Providing safe spaces for children to express themselves, participate in learning activities, and grow, gives them emotional support and stability. Education empowers them and reduces vulnerabilities to exploitation, violence, child marriage, child labour, and recruitment by armed groups.
Despite the difficulties faced by children living in displacement, they have not given up on their dreams. They hope to become lawyers, doctors, presidents, general mechanics, carpenters, electricians, and fashion designers, amongst others. Like many other children around the world, their dreams are valid. Education gives children the tools to realise their dreams and access to opportunities. It increases their hope for a better future. However, that hope is gradually eroded when they cannot envision a future outside the four walls of their camp or host community.
Based on the universal declaration of human rights, everyone has the right to education – this includes forcibly displaced persons. Therefore, a combination of formal, non-formal, and vocational learning programmes such as classroom learning, community-based programmes for children, focus group discussions, mentorship, and vocational skills training should be prioritised in providing humanitarian and development support.
To achieve improved outcomes, interventions should not ignore the interdependencies between providing nutrition, healthcare (physical and psychosocial support), and education – improving a child’s nutrition, feeding, health, and overall well-being, has a positive impact on development and learning.

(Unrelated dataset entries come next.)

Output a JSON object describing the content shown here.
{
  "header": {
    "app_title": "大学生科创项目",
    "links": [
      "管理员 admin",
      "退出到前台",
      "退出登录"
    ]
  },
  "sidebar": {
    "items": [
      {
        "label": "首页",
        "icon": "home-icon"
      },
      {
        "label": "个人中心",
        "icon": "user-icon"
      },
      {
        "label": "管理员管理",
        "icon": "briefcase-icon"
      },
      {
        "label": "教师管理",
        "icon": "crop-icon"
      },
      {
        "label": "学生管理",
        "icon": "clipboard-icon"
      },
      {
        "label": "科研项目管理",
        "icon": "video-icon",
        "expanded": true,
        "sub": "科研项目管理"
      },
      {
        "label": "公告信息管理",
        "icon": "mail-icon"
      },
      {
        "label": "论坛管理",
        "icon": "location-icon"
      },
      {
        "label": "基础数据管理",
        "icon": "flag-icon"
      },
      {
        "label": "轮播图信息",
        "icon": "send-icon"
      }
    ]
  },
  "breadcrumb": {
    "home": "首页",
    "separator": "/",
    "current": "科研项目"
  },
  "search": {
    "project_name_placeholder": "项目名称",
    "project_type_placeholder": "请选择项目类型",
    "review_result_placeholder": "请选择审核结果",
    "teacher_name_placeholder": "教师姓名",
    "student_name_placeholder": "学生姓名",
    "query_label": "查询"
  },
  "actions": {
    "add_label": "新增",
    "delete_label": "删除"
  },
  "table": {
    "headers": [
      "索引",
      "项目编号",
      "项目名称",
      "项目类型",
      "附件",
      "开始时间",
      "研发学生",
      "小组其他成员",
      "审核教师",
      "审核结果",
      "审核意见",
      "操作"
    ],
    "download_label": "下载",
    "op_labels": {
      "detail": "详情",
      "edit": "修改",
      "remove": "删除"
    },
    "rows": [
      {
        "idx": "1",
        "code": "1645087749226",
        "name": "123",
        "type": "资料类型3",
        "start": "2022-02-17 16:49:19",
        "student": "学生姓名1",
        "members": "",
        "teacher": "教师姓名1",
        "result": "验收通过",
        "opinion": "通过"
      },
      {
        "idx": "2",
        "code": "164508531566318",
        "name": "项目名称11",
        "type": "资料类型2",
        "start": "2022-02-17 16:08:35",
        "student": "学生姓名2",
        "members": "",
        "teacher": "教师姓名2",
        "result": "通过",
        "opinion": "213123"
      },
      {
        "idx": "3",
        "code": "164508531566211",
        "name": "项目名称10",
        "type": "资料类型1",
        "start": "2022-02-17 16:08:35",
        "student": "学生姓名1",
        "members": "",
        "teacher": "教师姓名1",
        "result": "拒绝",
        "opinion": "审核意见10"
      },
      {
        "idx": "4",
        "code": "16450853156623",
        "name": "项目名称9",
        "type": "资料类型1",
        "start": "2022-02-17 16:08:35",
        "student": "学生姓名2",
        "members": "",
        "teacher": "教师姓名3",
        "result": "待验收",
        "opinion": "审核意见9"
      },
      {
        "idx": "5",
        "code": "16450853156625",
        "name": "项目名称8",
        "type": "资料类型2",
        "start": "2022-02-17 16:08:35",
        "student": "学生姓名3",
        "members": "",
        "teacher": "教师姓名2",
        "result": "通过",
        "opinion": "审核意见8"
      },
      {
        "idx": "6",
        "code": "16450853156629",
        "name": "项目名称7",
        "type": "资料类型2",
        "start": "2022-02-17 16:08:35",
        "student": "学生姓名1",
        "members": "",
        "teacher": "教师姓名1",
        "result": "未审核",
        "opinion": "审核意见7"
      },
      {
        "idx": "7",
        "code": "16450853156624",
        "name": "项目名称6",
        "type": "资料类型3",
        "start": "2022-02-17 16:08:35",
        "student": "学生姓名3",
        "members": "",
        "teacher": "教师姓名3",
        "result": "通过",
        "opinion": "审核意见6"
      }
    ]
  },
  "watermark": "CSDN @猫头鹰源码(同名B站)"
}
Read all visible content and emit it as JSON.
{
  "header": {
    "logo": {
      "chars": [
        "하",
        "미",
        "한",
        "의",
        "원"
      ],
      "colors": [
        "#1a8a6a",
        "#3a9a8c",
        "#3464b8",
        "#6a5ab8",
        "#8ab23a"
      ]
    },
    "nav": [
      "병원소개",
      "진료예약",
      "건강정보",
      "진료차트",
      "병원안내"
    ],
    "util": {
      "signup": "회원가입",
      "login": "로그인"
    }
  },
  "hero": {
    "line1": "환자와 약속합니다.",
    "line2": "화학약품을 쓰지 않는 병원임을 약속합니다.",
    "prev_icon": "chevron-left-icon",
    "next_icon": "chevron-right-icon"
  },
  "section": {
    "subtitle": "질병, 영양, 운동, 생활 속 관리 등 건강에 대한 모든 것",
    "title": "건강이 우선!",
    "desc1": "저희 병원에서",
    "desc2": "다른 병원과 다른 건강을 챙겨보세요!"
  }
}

While education has clear benefits, there is often an opportunity cost to parents or guardians living in displacement because children often have to help out with errands or go out to earn money. Decisions to allow children to learn are also affected by personal beliefs, language barriers, social and cultural factors. Overcoming such constraints requires a combination of advocacy through trusted camp leaders, information sessions, conditional cash transfer programmes to incentivise enrolment and maintain attendance and other flexible forms of support. These measures should be supported by marketable skills and job programmes to assist households in transitioning into livelihood activities that promote productivity and self-reliance.
As crises become increasingly protracted, short-term educational provisions become insufficient. The needs of displaced children should be integrated into National Policy Frameworks, National Education Plans, and Social Safety Net Programmes. Successful implementation would require budgetary support, improved governance structures, increased funding commitment from international partners, basic social infrastructure, trained and highly committed teachers, and strong political will.
The perspective of displaced persons should not be overlooked in gathering evidence for decision making. Policymakers can use relevant evidence to base interventions on what has been proven to work in displacement situations. Interventions should be tailored to the context of a particular country and local settings to achieve impact.
In the long-term, access to education for displaced children will create positive externalities, support long-term productivity, and inclusive economic growth.